Back to: LINQ Tutorial For Beginners and Professionals
LINQ Distinct Method in C# with Examples
In this article, I will discuss the LINQ Distinct Method in C# using Examples. Please read our previous article discussing the basics of LINQ Set Operators. At the end of this article, you will understand the following pointers.
- What is LINQ Distinct Method in C#?
- Example to Understand LINQ Distinct Method on Value Type
- Example to Understand LINQ Distinct Method with String Values
- LINQ Distinct Operation with Complex Data Type
- Implementing IEqualityComparer Interface
- Overriding Equals() and GetHashCode() Methods
- Using Anonymous Type
- Implementing IEquatble<T> Interface
- When should we use the LINQ Distinct Method in C#?
What is LINQ Distinct Method in C#?
The Distinct method in LINQ (Language Integrated Query) is a method used to remove duplicate elements from a collection. It’s commonly used when working with arrays, lists, or any other type of IEnumerable in .NET. When you call Distinct on a collection, it returns a new collection that contains unique elements from the original collection based on the default equality comparer for the type of elements in the collection or a specified comparer. Two overloaded versions are available for the Distinct Method, as shown below.
The only difference between these two methods is that the second overloaded version takes an IEqualityComparer as an input parameter, which means the Distinct Method can also be used with Comparer.
Example to Understand LINQ Distinct Method on Value Type Using C#
Here, we have an integer collection that contains duplicate integer values. We are required to remove the duplicate values and return only the distinct ones, as shown below.

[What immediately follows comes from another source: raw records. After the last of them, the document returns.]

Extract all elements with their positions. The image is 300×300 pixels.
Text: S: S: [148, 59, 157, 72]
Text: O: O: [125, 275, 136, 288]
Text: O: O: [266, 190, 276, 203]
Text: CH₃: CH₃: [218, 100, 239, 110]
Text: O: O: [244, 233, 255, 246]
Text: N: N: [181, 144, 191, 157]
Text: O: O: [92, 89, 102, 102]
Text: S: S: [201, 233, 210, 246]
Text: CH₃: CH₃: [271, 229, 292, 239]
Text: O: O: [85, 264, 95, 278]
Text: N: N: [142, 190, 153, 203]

The following example shows how to get the distinct integer values from the data source using both Method and Mixed syntax using the LINQ Distinct Extension Method. No such operator called distinct is available in Query Syntax, so we need to use both Query and Method syntax to achieve the same.

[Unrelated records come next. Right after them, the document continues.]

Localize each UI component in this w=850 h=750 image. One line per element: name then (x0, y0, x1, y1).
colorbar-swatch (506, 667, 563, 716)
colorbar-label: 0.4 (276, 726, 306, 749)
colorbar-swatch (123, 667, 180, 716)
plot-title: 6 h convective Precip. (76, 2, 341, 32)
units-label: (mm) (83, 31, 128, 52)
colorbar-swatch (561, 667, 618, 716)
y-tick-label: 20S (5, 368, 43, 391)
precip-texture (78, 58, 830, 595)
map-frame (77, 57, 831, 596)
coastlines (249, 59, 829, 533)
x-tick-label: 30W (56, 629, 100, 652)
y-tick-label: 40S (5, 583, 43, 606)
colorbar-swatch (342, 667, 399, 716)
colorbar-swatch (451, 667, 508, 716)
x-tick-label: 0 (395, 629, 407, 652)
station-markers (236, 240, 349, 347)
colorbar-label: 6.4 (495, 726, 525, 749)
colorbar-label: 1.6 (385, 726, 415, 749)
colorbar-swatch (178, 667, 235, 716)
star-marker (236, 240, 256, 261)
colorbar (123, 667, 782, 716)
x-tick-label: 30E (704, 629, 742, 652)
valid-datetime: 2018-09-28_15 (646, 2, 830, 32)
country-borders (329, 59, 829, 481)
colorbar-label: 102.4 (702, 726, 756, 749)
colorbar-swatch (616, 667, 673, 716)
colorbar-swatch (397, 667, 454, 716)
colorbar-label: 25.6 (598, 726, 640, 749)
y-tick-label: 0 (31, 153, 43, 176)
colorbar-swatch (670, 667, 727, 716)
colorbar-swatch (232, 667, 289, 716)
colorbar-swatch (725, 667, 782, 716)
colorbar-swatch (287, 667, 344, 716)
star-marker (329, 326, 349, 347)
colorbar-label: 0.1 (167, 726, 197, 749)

using System; using System.Collections.Generic; using System.Linq; namespace LINQDemo { class Program { static void Main(string[] args) { List<int> intCollection = new List<int>() { 1,2,3,2,3,4,4,5,6,3,4,5 }; //Using Method Syntax var MS = intCollection.Distinct(); //Using Query Syntax var QS = (from num in intCollection select num).Distinct(); foreach (var item in MS) { Console.WriteLine(item); } Console.ReadKey(); } } }
Output:
How LINQ Distinct Method Works in C#?
When we call the Distinct Method on a collection, it internally uses a set data structure to keep track of elements that have already been encountered. It iterates over the elements of the collection, and for each element, it checks whether the set already contains an element equal to it.
To determine if an element is a duplicate, Distinct relies on the default equality comparer for the type of elements in the collection. This usually means using the Equals and GetHashCode methods of the elements.
Performance Considerations:
The performance of the Distinct method depends on the efficiency of the equality comparison. Since it uses a set for storing unique elements, the complexity is generally O(n) for n elements in the collection, assuming a good distribution of hash codes for the elements.
Example to Understand LINQ Distinct Method with String Values:
Let us see how we can use the LINQ Distinct Method with string values. In the below example, we have a string array of names, and we need to return the distinct names from that array collection. To do so, we are using the LINQ Distinct Method.
using System; using System.Linq; namespace LINQDemo { class Program { static void Main(string[] args) { string[] namesArray = { "Priyanka", "HINA", "hina", "Anurag", "Anurag", "ABC", "abc" }; var distinctNames = namesArray.Distinct(); foreach (var name in distinctNames) { Console.WriteLine(name); } Console.ReadKey(); } } }
When we execute the above program, it gives us the below output.
As you can see, the name Hina and Abc have appeared twice. This is because the default comparer, used by the LINQ Distinct method to filter the duplicate values, is case-sensitive. So, if you want to make the comparison case-insensitive, you need to use the other overloaded version of the Distinct Method, which takes IEqualityComparer as an argument. So here, we must pass a class that implements the IEqualityComparer interface.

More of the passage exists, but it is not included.